Sander conceived of the AltWheels event after visiting a rain forest in Ecuador several years ago. The tribal chief told her he had dreamed that his rain forest, and all rain forests, would disappear unless something changed. “You need to go back to your native place” and figure out how to change that vision, he told her.

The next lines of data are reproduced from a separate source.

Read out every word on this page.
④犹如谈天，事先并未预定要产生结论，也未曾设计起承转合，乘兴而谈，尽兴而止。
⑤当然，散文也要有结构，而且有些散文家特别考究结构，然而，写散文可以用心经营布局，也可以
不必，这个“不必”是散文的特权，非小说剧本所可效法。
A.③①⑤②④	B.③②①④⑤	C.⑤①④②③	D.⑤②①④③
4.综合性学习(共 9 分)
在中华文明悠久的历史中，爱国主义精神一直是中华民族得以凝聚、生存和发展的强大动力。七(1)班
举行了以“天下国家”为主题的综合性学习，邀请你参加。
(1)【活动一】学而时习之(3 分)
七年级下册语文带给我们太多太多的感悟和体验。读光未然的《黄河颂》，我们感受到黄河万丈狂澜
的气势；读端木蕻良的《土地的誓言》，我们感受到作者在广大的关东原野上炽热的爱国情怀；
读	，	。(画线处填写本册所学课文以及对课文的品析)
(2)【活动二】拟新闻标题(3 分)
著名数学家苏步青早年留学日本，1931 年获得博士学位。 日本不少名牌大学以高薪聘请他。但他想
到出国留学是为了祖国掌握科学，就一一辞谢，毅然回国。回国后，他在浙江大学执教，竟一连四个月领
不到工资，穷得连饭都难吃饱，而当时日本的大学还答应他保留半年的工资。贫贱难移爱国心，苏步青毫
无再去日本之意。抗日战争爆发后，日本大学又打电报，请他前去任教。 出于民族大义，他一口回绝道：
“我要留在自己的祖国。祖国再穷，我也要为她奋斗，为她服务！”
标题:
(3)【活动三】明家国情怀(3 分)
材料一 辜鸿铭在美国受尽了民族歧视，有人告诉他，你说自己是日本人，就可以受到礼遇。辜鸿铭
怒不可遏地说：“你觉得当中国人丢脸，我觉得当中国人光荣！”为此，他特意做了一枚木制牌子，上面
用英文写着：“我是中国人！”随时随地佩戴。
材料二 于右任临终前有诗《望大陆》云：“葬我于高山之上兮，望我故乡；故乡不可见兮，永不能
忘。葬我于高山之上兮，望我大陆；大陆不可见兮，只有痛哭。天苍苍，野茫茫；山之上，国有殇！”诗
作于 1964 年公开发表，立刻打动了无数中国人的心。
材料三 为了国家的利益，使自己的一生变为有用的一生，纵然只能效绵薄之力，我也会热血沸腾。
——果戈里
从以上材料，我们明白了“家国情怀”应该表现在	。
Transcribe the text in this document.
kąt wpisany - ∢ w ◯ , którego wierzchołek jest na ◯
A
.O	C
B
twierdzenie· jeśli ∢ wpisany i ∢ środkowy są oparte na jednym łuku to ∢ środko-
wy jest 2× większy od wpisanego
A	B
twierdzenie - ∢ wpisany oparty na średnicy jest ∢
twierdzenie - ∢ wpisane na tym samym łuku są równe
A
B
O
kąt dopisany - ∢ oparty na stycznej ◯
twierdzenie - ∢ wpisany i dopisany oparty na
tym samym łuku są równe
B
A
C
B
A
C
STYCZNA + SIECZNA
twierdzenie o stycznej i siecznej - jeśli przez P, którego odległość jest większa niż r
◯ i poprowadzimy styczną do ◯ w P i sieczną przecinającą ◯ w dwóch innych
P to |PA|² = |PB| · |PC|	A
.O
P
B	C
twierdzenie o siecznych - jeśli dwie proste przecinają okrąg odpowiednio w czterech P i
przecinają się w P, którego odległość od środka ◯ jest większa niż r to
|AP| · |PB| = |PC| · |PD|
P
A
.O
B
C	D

By bringing innovative companies together with fleet managers, Sander expects many ways will emerge to cut petroleum use.

( More stories )

Comments

1. Cecilia | 10.09.08

ROCK ON! This is what we should be investing our hard won Tax monies on!

2. dairmuid | 10.09.08

What about class 8 trucks? Those are the kind that you see on the highways, the long haul trucks. They are usually driven by owner-operators who can’t afford anything but nasty, polluting trucks that are 20 years old or more! When is the industry going to get a class 8 hybrid going??

3. Carl | 10.09.08

dairmuid, I think class 8 can’t be far behind. Remember, the largest trucks in the world are series hybrid electrics:
http://en.wikipedia.org/wiki/Terex_Titan
http://en.wikipedia.org/wiki/Liebherr_T_282B

This is great! I’ve been saying for years that the world needs big trucks that get 20mpg far more than it needs little cars that get 60.
Trucks outnumber cars globally, they consume far more fuel per mile, and are typically driven far more miles annually. Plus, they usually have little or no emissions controls.

4. Shawn | 10.10.08

Dairmuid,
Long-haul trucks can’t take advantage of the parallel hybrid’s penchant for stop-and-go use, but they could use the same kind of hybrid that diesel-electric locomotives have used for decades: Serial hybrid. The advantage would be a higher range of torque, excellent for heavy loads and big hills. Also, it would keep those brakes cooler going down mountains, to have a regen system.
Delivery trucks are perhaps the ideal platform for heavy electric hybrids, since they usually only go less than 100 miles a day, but are still running all day, mostly in urban traffic. For always-short range, like food deliveries and some trades-people, these all-electrics are the way to go.
Shout out to Alison and the Altwheels crew, with whom I’ve worked before. I didn’t attend this year, but I know that many fleet managers will be happy with newly robust electric technology, because alternative fuels were sometimes difficult to purchase.

5. James | 10.29.08

I think the reasons for using a diesel-electric ‘hybrid’ were not solely for fuel economy. The mechanical difficulties of stringing multiple drive axles together through some sort of transmission, lengths of the drive shafts, unreliability of gasoline engines (as contrasted with diesel), etc were the primary reasons for using diesel/electric combos in locomotives. The same concerns apply to the large earth moving machinery mentioned in an earlier post.